Elle n’est pas utile à l’algorithme : elle est utile à l’esprit. On la croirait sortie d’un autre siècle — ou parachutée dans celui-ci par erreur. Mais cette erreur est salutaire.
Polymnia ne suit pas le courant. Elle murmure à contre-marée.
***
Sous les traits de Polymnia, c’est la voix singulière de Marie-Cécile Naves. Elle incarne cette rare capacité à habiter l’espace numérique sans le dévoyer. Elle y parle comme on tiendrait une veille intellectuelle, une veille contre l’oubli, contre le bruit. Elle est, dans cette cacophonie chorégraphiée, une note tenue, ou une basse continue.
Il ne s’agit pas ici de juger, mais de décrire. D’observer, à travers le filtre du moraliste, ce que nos époques mettent en vitrine. Et TikTok, dans sa fureur visuelle, dans sa polyphonie déjantée, dit quelque chose de notre monde : de son narcissisme bien sûr, mais aussi de son besoin d’être entendu, reconnu, suivi. Une cour, après tout, n’est rien sans regard.
De l’influence de l’influence : voilà peut-être la véritable question dans cette affaire. Non plus seulement qui influence, mais ce que l’influence fait à ceux qui la désirent, la subissent, la fabriquent. L’influence n’est plus une conséquence : elle est une fin. Elle n’est plus l’effet d’une pensée ou d’un acte, mais la condition préalable de leur existence sociale. Ce qui compte, ce n’est plus ce que vous dites, mais le nombre de fois que cela est vu. Le message, parfois, s’efface devant sa portée. L’influence devient son propre objet, son propre moteur. Elle est la mise en scène d’une puissance qui n’a plus besoin de contenu pour rayonner. C’est l’influence de l’influence : elle s’auto-alimente, elle s’imite, elle se reproduit. Elle influence même ceux qui la dénoncent. Elle crée des vocations, des formats, des vocabulaires. Elle crée des types.

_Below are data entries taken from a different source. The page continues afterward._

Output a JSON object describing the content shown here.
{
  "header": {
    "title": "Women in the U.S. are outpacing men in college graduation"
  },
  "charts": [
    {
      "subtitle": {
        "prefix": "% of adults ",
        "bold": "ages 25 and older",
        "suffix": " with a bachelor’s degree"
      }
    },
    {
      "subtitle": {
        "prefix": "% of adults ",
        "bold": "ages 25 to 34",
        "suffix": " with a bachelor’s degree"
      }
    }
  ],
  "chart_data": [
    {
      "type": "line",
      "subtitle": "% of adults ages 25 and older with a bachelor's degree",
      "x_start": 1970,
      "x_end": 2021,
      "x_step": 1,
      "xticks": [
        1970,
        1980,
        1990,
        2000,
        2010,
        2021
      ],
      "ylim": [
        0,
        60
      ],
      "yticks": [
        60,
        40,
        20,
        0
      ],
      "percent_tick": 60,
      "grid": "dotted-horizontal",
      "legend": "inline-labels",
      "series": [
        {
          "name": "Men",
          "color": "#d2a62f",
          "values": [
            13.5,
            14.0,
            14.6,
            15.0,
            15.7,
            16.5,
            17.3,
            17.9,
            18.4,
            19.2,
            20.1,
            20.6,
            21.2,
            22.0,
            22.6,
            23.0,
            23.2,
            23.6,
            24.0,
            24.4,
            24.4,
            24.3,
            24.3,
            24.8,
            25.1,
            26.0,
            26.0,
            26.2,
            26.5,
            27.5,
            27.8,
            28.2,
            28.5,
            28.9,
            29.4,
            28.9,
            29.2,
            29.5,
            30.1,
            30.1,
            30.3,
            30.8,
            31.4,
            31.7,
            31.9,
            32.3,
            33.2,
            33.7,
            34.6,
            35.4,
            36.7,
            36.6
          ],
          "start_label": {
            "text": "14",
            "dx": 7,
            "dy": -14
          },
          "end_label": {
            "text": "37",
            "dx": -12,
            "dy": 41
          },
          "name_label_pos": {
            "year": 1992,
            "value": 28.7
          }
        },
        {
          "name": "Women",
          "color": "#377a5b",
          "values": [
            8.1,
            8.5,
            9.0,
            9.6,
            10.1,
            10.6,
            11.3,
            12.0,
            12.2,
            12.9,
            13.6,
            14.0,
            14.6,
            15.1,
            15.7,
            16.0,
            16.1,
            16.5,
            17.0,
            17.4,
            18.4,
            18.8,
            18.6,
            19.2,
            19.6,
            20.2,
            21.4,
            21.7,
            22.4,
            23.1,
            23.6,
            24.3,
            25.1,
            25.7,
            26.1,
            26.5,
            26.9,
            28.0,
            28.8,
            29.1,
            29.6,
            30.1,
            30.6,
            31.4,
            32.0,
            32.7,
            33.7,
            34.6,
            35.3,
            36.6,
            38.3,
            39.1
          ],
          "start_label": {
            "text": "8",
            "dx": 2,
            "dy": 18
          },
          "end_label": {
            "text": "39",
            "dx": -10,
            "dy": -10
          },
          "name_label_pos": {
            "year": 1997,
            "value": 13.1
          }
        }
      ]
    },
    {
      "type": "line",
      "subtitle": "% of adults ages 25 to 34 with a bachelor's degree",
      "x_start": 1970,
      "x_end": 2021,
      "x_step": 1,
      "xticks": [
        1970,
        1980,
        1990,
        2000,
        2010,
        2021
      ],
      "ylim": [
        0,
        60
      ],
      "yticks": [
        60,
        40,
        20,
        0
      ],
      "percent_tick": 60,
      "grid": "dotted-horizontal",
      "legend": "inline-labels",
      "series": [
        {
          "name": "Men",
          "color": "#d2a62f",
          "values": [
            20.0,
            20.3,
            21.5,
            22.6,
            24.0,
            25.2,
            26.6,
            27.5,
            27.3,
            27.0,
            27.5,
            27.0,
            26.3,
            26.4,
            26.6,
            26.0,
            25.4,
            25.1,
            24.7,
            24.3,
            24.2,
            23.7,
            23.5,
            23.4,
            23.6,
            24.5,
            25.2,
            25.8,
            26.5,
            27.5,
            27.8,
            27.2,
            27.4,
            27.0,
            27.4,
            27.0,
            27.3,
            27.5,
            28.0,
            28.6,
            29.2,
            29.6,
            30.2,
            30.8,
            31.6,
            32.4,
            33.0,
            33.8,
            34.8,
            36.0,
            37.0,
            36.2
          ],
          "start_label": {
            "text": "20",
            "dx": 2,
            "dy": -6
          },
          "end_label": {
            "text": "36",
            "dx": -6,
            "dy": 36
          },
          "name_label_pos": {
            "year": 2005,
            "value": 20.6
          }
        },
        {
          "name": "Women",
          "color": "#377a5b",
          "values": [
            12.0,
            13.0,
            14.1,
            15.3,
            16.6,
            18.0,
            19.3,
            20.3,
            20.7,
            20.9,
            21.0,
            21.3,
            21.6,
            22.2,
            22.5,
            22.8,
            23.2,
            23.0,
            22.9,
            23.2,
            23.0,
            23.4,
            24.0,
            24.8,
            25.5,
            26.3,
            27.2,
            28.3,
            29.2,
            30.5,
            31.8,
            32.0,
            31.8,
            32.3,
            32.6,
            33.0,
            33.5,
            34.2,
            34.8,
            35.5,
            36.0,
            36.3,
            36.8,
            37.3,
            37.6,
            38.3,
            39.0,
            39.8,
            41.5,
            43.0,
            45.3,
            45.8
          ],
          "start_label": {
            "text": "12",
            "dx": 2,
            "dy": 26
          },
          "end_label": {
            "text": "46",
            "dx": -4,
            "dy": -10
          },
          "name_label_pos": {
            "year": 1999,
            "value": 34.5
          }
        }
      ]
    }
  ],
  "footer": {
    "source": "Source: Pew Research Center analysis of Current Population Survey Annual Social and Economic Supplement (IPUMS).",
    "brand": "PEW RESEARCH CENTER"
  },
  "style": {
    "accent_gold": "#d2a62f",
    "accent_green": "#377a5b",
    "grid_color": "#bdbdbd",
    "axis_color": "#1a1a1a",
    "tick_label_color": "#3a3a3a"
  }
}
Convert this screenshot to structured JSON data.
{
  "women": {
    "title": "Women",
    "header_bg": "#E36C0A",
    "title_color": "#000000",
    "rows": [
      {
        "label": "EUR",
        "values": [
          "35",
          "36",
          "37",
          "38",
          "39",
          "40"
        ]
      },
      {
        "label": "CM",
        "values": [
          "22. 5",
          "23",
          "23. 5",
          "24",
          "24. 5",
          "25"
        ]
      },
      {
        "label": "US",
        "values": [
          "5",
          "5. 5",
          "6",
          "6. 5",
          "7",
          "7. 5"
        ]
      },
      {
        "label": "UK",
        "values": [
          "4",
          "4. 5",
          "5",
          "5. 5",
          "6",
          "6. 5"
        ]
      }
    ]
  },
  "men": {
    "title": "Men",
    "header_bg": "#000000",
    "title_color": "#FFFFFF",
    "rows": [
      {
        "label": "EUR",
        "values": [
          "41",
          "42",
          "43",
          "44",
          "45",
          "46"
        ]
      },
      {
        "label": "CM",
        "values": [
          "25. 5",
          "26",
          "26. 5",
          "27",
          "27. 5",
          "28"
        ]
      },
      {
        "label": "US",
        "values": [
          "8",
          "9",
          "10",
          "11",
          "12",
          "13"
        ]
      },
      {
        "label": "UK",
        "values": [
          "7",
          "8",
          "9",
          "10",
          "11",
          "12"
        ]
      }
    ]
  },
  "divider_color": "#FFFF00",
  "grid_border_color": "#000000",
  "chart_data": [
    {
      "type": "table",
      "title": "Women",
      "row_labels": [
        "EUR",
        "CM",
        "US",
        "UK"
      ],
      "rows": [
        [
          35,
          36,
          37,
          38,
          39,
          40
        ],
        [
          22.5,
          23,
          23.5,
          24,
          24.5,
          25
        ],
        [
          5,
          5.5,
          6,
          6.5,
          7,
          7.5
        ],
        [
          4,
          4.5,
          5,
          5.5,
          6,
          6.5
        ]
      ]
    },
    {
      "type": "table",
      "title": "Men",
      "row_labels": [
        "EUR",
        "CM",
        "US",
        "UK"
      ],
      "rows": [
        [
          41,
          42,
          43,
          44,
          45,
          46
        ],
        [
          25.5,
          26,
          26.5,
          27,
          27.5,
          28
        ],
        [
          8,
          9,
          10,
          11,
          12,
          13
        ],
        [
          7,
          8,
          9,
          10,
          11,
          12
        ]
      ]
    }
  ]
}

La Bruyère, s’il vivait en 2025, n’aurait pas besoin de quitter TikTok : il y trouverait une infinité de caractères. Mais peut-être ne les verrait-on plus : car ils seraient devenus la norme. Et ce qui est normé, calibré, viral, se confond vite avec le naturel. Le regard critique, lui, devient résistance silencieuse face à la normalization. Ou, comme ici, exercice d’écriture.